Near the end of each menu we always say we are going to make a few of the new dishes as Amuse, that never happens. Well folks I am putting a plan into action. I will either make the next menu transition amazingly easy or I will be fired for being a total dick. An advice would be helpful.
New menu blues
It seems that we always have a problem when the menu changes. I cannot find a reason for this other then laziness. We are not a high volume restaurant, all of us could easily prep one extra item. I just don't understand why we can't start prepping for the new menu a week out. We have the menu a week before it changes. The prep list yesterday was a mile long and filled with items that wold actually have tasted better if they were made a few days out. It just blows my mind that this happens every month. I want/need to know what is going on at all times. Not because I am nosey, but so I can adjust my plan for the hour, day, week which will allow me to produce a better product and therefore make this restaurant better. I am over this running around like an asshole with a blindfold on just hoping to get first dinner service over with. It is hard to produce a attractive plate when you don't know all the components until you start plating. Where's this? Where's that? Well I didn't know it went with this dish. Needless to say after each course I said to myself that it will be better tomorrow.
7 comments:
This breaks my heart, not just because I know how your format allows for damn near perfection brought about my excellent ingredients and technique as well as execution and FORETHOUGHT. Everyone gets busy and overwhelmed and catering can kick your ass, but all that time spent perusing foodie blogs might be better allocated to engineering components and plating diagrams to the smallest detail. Coming from someone deeply inundated with an upcoming menu change and all the inherent frustration, I sympathize. I'm reminded of the CMC portion of Soul of a Chef and how Brian Polcyn went out of his way to make sure his sous knew each dish conceptually long before cooking or plating ever began. It could be a sketch on a legal pad or whatever, but for fuck's sake don't waste all that wonderful menu planning by failing to get on the same page before service. Of course, the first few days won't be perfect and the learning curve will be steep, so why make it any more difficult by trying to fly by the seat of your Happy Chefs?

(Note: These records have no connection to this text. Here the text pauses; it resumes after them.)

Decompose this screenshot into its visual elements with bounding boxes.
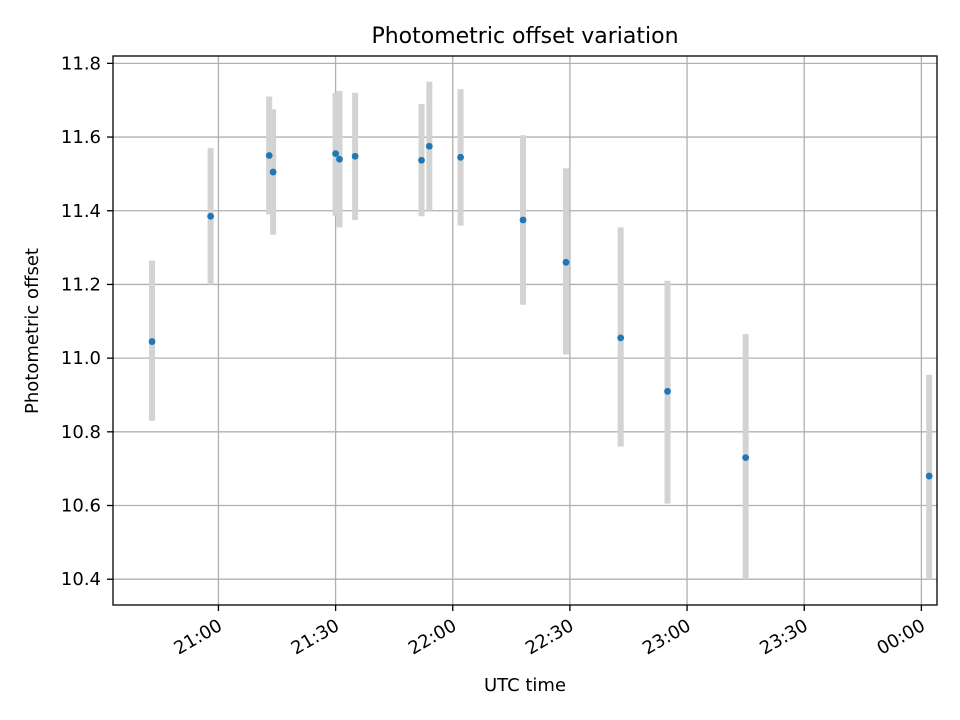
data-point <box>265 152 273 159</box>
plot-frame <box>112 55 938 606</box>
data-point <box>336 155 343 163</box>
data-point <box>269 168 277 176</box>
data-point <box>925 472 933 480</box>
data-point <box>425 142 433 150</box>
data-point <box>332 150 339 158</box>
data-point <box>742 454 750 462</box>
data-point <box>207 212 215 220</box>
y-tick-label: 11.6 <box>61 127 101 148</box>
data-point <box>562 258 570 266</box>
y-axis: 10.4 10.6 10.8 11.0 11.2 11.4 11.6 11.8 <box>61 53 113 590</box>
y-axis-title: Photometric offset <box>22 248 43 414</box>
data-point <box>351 152 359 160</box>
y-tick-label: 11.8 <box>61 53 101 74</box>
data-point <box>148 338 156 345</box>
x-axis-title: UTC time <box>484 675 566 696</box>
y-tick-label: 10.8 <box>61 422 101 443</box>
y-tick-label: 11.2 <box>61 274 101 295</box>
data-point <box>617 334 625 342</box>
data-point <box>664 387 671 395</box>
y-tick-label: 10.6 <box>61 496 101 517</box>
y-tick-label: 10.4 <box>61 569 101 590</box>
data-points <box>148 142 933 480</box>
y-tick-label: 11.0 <box>61 348 101 369</box>
chart-title: Photometric offset variation <box>371 24 678 49</box>
data-point <box>418 156 425 164</box>
y-tick-label: 11.4 <box>61 201 101 222</box>
data-point <box>457 153 464 161</box>
data-point <box>519 216 527 224</box>
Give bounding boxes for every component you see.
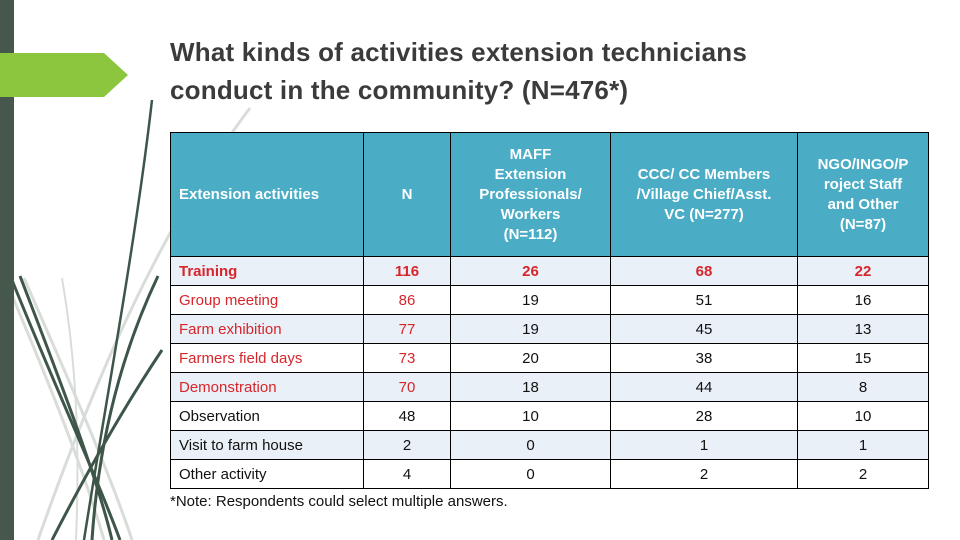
cell-ngo: 13 <box>797 314 929 344</box>
cell-activity: Observation <box>170 401 364 431</box>
cell-activity: Other activity <box>170 459 364 489</box>
header-row: Extension activities N MAFF Extension Pr… <box>170 132 929 257</box>
table-row-farmers-field-days: Farmers field days 73 20 38 15 <box>170 343 929 373</box>
table-body: Training 116 26 68 22 Group meeting 86 1… <box>170 256 929 489</box>
vine-line <box>10 279 122 540</box>
cell-ccc: 51 <box>610 285 798 315</box>
cell-maff: 0 <box>450 430 611 460</box>
cell-n: 70 <box>363 372 451 402</box>
cell-ccc: 45 <box>610 314 798 344</box>
cell-maff: 10 <box>450 401 611 431</box>
col-header-ngo: NGO/INGO/P roject Staff and Other (N=87) <box>797 132 929 257</box>
vine-line <box>22 277 134 540</box>
vine-line <box>90 275 160 540</box>
table-row-training: Training 116 26 68 22 <box>170 256 929 286</box>
cell-n: 4 <box>363 459 451 489</box>
cell-activity: Group meeting <box>170 285 364 315</box>
cell-ngo: 16 <box>797 285 929 315</box>
col-header-n: N <box>363 132 451 257</box>
cell-ngo: 10 <box>797 401 929 431</box>
cell-ccc: 38 <box>610 343 798 373</box>
cell-activity: Demonstration <box>170 372 364 402</box>
cell-maff: 20 <box>450 343 611 373</box>
table-row-other-activity: Other activity 4 0 2 2 <box>170 459 929 489</box>
cell-maff: 26 <box>450 256 611 286</box>
cell-ccc: 1 <box>610 430 798 460</box>
arrow-banner-icon <box>0 53 128 97</box>
cell-maff: 19 <box>450 314 611 344</box>
table-row-visit-to-farm-house: Visit to farm house 2 0 1 1 <box>170 430 929 460</box>
cell-maff: 18 <box>450 372 611 402</box>
cell-n: 77 <box>363 314 451 344</box>
cell-maff: 0 <box>450 459 611 489</box>
page-title: What kinds of activities extension techn… <box>170 33 950 109</box>
cell-ngo: 8 <box>797 372 929 402</box>
col-header-extension-activities: Extension activities <box>170 132 364 257</box>
cell-activity: Visit to farm house <box>170 430 364 460</box>
cell-n: 116 <box>363 256 451 286</box>
cell-n: 48 <box>363 401 451 431</box>
cell-ngo: 22 <box>797 256 929 286</box>
footnote: *Note: Respondents could select multiple… <box>170 493 508 510</box>
vine-line <box>50 349 164 540</box>
cell-ngo: 2 <box>797 459 929 489</box>
cell-ccc: 68 <box>610 256 798 286</box>
cell-ccc: 28 <box>610 401 798 431</box>
table-row-group-meeting: Group meeting 86 19 51 16 <box>170 285 929 315</box>
left-decoration <box>0 0 252 540</box>
col-header-maff: MAFF Extension Professionals/ Workers (N… <box>450 132 611 257</box>
cell-ngo: 15 <box>797 343 929 373</box>
cell-ccc: 2 <box>610 459 798 489</box>
cell-ngo: 1 <box>797 430 929 460</box>
table-header: Extension activities N MAFF Extension Pr… <box>170 132 929 257</box>
table-row-farm-exhibition: Farm exhibition 77 19 45 13 <box>170 314 929 344</box>
cell-ccc: 44 <box>610 372 798 402</box>
sidebar-accent-bar <box>0 0 14 540</box>
vine-line <box>61 277 79 540</box>
cell-n: 86 <box>363 285 451 315</box>
cell-activity: Farm exhibition <box>170 314 364 344</box>
cell-n: 73 <box>363 343 451 373</box>
cell-n: 2 <box>363 430 451 460</box>
vine-line <box>82 99 154 540</box>
page-title-line2: conduct in the community? (N=476*) <box>170 75 629 105</box>
page-title-line1: What kinds of activities extension techn… <box>170 37 748 67</box>
cell-activity: Training <box>170 256 364 286</box>
cell-activity: Farmers field days <box>170 343 364 373</box>
vine-line <box>18 275 114 540</box>
activities-table: Extension activities N MAFF Extension Pr… <box>170 132 929 489</box>
cell-maff: 19 <box>450 285 611 315</box>
table-row-observation: Observation 48 10 28 10 <box>170 401 929 431</box>
table-row-demonstration: Demonstration 70 18 44 8 <box>170 372 929 402</box>
col-header-ccc: CCC/ CC Members /Village Chief/Asst. VC … <box>610 132 798 257</box>
activities-table-container: Extension activities N MAFF Extension Pr… <box>170 132 929 489</box>
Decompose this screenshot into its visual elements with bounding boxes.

Tread carefully. Our menu changes used to be a fucking panic attack waiting to happen. Not anymore.
In spring,summer, and fall we change every month. In winter it is every two months because of the slower harvests.
We are getting more solid with having the menus planned and ready for print way ahead of time. We set deadlines. We are at the point where everyone is now working ahead of schedule. That way I have the product on a list to be ordered 2 weeks before go time. We confirm harvests with farmers and produce purveyors. We track down the specialty ingredients. We touch base with our fisherman, poultry farmers, a local butcher shop, and our mushroom/truffle pickers. The food is ordered. Prep lists and station mise lists are made. Recipes are drawn and posted. All this with time to spare.
Sorry to gloat, but it took a long time to get here. An important lesson was growing together in the process. More importantly is accepting that it is time for a fucking change because there is no reason to not be organized if you want to succeed in this industry
Pardon this dumb question, but have you offered to help the chef get more organized for the menu changes? He obviously trusts you. You are clearly dedicated and take a great deal of pride in your work.
Good luck.
I have asked and we will tell me to smoke nuts or something. The smoker does all the work. The last two days of the old new we chatted and I told him I could handle 100% of the prep and he should work on new menu things. He looked busy during those two days, but I am not sure what he did. When it comes down to it, he doesn't know what he wants until the last minute. I need to talk to him about it without letting things escalade into a fight. Tension is high right now there for many reasons.
maybe ride it out and communicate to the powers that be your eagerness for the exec position. Some cooks/chefs fly by the seat of their pants while other employees scramble to keep the place organized and efficient. Its a bitch. However, sometimes the most creative minds are most of the time wandering.
I am not qualified for that position. I will come up with a passive aggressive way to let me feeling come out.
I always enjoy using the middle finger. If you need something more alarming then try showing him the goat or the brain. That way you won't have to say a word.
I have new menu blues of my own that require their own post. It involves the awesome phenomenon of ordering and prepping the old and new menu for lunch and dinner for over a week now. Did I mention that it was awesome?